Now beginners are warmly welcomed and then they have to figure it out for themselves. .
THE VET
By the way, the above reminds me of what I once experienced myself.
Since I hate to take risks I had the pigeons examined a few winters ago when they had been brooding for a few weeks.
No canker, no coccidiosis and no worms, as it turned out.
But… when the young were about ten days old, they died of canker.
Had the vet seen it wrong? Nope.
The trichomons were concealed in the body, as Dr. Lemhaieu taught me afterwards, and that only manifested itself when young were baited. So don't be too quick to shoot the pianist, in this case the vet, if things go wrong.
FINALLY
What is the best medicine against paratyphoid? For years many, including veterinarians, thought Baytril.But that too is outdated.
There are examples of an outbreak shortly after a course of treatment. But what surprised me enormously this year?
With the pigeons of Mr. H there were symptoms like with the old man. He did the only thing you should do when in doubt, have an antibiogram made.
The results made my neck hairs stand on end, as it were.
Baytril was mentioned as the most effective.
Which, I think with my layman's mind, is the core of the problem?

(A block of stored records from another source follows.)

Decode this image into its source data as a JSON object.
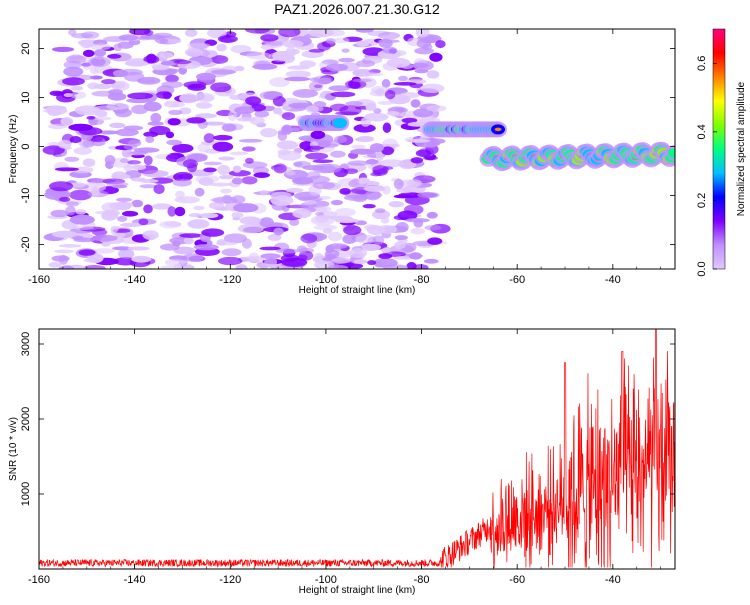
{
  "title": "PAZ1.2026.007.21.30.G12",
  "chart_data": [
    {
      "type": "heatmap",
      "name": "spectrogram",
      "xlabel": "Height of straight line (km)",
      "ylabel": "Frequency (Hz)",
      "xlim": [
        -160,
        -27
      ],
      "ylim": [
        -25,
        24
      ],
      "xticks": [
        -160,
        -140,
        -120,
        -100,
        -80,
        -60,
        -40
      ],
      "yticks": [
        -20,
        -10,
        0,
        10,
        20
      ],
      "colorbar": {
        "label": "Normalized spectral amplitude",
        "range": [
          0.0,
          0.7
        ],
        "ticks": [
          0.0,
          0.2,
          0.4,
          0.6
        ],
        "colors": [
          "#e0c8ff",
          "#c090ff",
          "#8000ff",
          "#0000ff",
          "#00c0ff",
          "#00ff80",
          "#80ff00",
          "#ffff00",
          "#ff8000",
          "#ff0000",
          "#ff0080"
        ]
      },
      "features": {
        "noise_region_x": [
          -157,
          -76
        ],
        "noise_freq_range": [
          -25,
          24
        ],
        "tone_segments": [
          {
            "x": [
              -104,
              -97
            ],
            "freq": 4.8,
            "amp": 0.4
          },
          {
            "x": [
              -78,
              -64
            ],
            "freq": 3.5,
            "amp": 0.5
          },
          {
            "x": [
              -66,
              -27
            ],
            "freq_start": -2.5,
            "freq_end": -1.5,
            "amp": 0.6
          }
        ]
      }
    },
    {
      "type": "line",
      "name": "snr",
      "xlabel": "Height of straight line (km)",
      "ylabel": "SNR (10 * v/v)",
      "xlim": [
        -160,
        -27
      ],
      "ylim": [
        0,
        3200
      ],
      "xticks": [
        -160,
        -140,
        -120,
        -100,
        -80,
        -60,
        -40
      ],
      "yticks": [
        1000,
        2000,
        3000
      ],
      "color": "#ff0000",
      "segments": [
        {
          "x": [
            -160,
            -76
          ],
          "mean": 80,
          "spread": 80
        },
        {
          "x": [
            -76,
            -66
          ],
          "mean_start": 100,
          "mean_end": 550,
          "spread": 300
        },
        {
          "x": [
            -66,
            -50
          ],
          "mean_start": 550,
          "mean_end": 900,
          "spread": 900
        },
        {
          "x": [
            -50,
            -27
          ],
          "mean_start": 900,
          "mean_end": 1500,
          "spread": 1700
        }
      ],
      "peaks": [
        {
          "x": -50,
          "y": 2750
        },
        {
          "x": -38,
          "y": 2900
        },
        {
          "x": -31,
          "y": 3200
        }
      ]
    }
  ]
}
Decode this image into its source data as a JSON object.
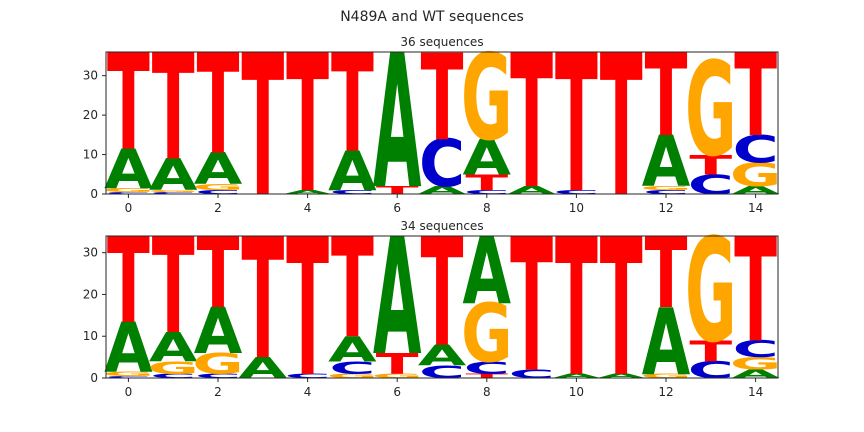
{
  "figure_title": "N489A and WT sequences",
  "colors": {
    "A": "#008000",
    "C": "#0000cc",
    "G": "#ffa500",
    "T": "#ff0000"
  },
  "chart_data": [
    {
      "type": "sequence-logo",
      "title": "36 sequences",
      "xlim": [
        -0.5,
        14.5
      ],
      "ylim": [
        0,
        36
      ],
      "xticks": [
        0,
        2,
        4,
        6,
        8,
        10,
        12,
        14
      ],
      "yticks": [
        0,
        10,
        20,
        30
      ],
      "positions": [
        {
          "x": 0,
          "A": 10,
          "C": 0.5,
          "G": 1,
          "T": 24.5
        },
        {
          "x": 1,
          "A": 8,
          "C": 0.5,
          "G": 0.5,
          "T": 27
        },
        {
          "x": 2,
          "A": 8,
          "C": 1,
          "G": 1.5,
          "T": 25.5
        },
        {
          "x": 3,
          "A": 0,
          "C": 0,
          "G": 0,
          "T": 36
        },
        {
          "x": 4,
          "A": 1,
          "C": 0,
          "G": 0,
          "T": 35
        },
        {
          "x": 5,
          "A": 10,
          "C": 1,
          "G": 0,
          "T": 25
        },
        {
          "x": 6,
          "A": 34,
          "C": 0,
          "G": 0,
          "T": 2
        },
        {
          "x": 7,
          "A": 2,
          "C": 12,
          "G": 0,
          "T": 22
        },
        {
          "x": 8,
          "A": 9,
          "C": 1,
          "G": 22,
          "T": 4
        },
        {
          "x": 9,
          "A": 2,
          "C": 0,
          "G": 0,
          "T": 34
        },
        {
          "x": 10,
          "A": 0,
          "C": 1,
          "G": 0,
          "T": 35
        },
        {
          "x": 11,
          "A": 0,
          "C": 0,
          "G": 0,
          "T": 36
        },
        {
          "x": 12,
          "A": 13,
          "C": 1,
          "G": 1,
          "T": 21
        },
        {
          "x": 13,
          "A": 0,
          "C": 5,
          "G": 24,
          "T": 5
        },
        {
          "x": 14,
          "A": 2,
          "C": 7,
          "G": 6,
          "T": 21
        }
      ]
    },
    {
      "type": "sequence-logo",
      "title": "34 sequences",
      "xlim": [
        -0.5,
        14.5
      ],
      "ylim": [
        0,
        34
      ],
      "xticks": [
        0,
        2,
        4,
        6,
        8,
        10,
        12,
        14
      ],
      "yticks": [
        0,
        10,
        20,
        30
      ],
      "positions": [
        {
          "x": 0,
          "A": 12,
          "C": 0.5,
          "G": 1,
          "T": 20.5
        },
        {
          "x": 1,
          "A": 7,
          "C": 1,
          "G": 3,
          "T": 23
        },
        {
          "x": 2,
          "A": 11,
          "C": 1,
          "G": 5,
          "T": 17
        },
        {
          "x": 3,
          "A": 5,
          "C": 0,
          "G": 0,
          "T": 29
        },
        {
          "x": 4,
          "A": 0,
          "C": 1,
          "G": 0,
          "T": 33
        },
        {
          "x": 5,
          "A": 6,
          "C": 3,
          "G": 1,
          "T": 24
        },
        {
          "x": 6,
          "A": 28,
          "C": 0,
          "G": 1,
          "T": 5
        },
        {
          "x": 7,
          "A": 5,
          "C": 3,
          "G": 0,
          "T": 26
        },
        {
          "x": 8,
          "A": 16,
          "C": 3,
          "G": 14,
          "T": 1
        },
        {
          "x": 9,
          "A": 0,
          "C": 2,
          "G": 0,
          "T": 32
        },
        {
          "x": 10,
          "A": 1,
          "C": 0,
          "G": 0,
          "T": 33
        },
        {
          "x": 11,
          "A": 1,
          "C": 0,
          "G": 0,
          "T": 33
        },
        {
          "x": 12,
          "A": 16,
          "C": 0,
          "G": 1,
          "T": 17
        },
        {
          "x": 13,
          "A": 0,
          "C": 4,
          "G": 25,
          "T": 5
        },
        {
          "x": 14,
          "A": 2,
          "C": 4,
          "G": 3,
          "T": 25
        }
      ]
    }
  ]
}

So many different strains of salmonella, which are sensitive to different medications. And that is something for the experts. The fancier must recognize the symptoms in time.
What I want to say in this article is this: Beginners and also 'the common man' should be familiarized. If we lose the common man, we lose pigeon sport.
I argue for a kind of information booklet. Costs maybe 4,000 euros.
Just the value of a feather of what is paid nowadays for a good bird.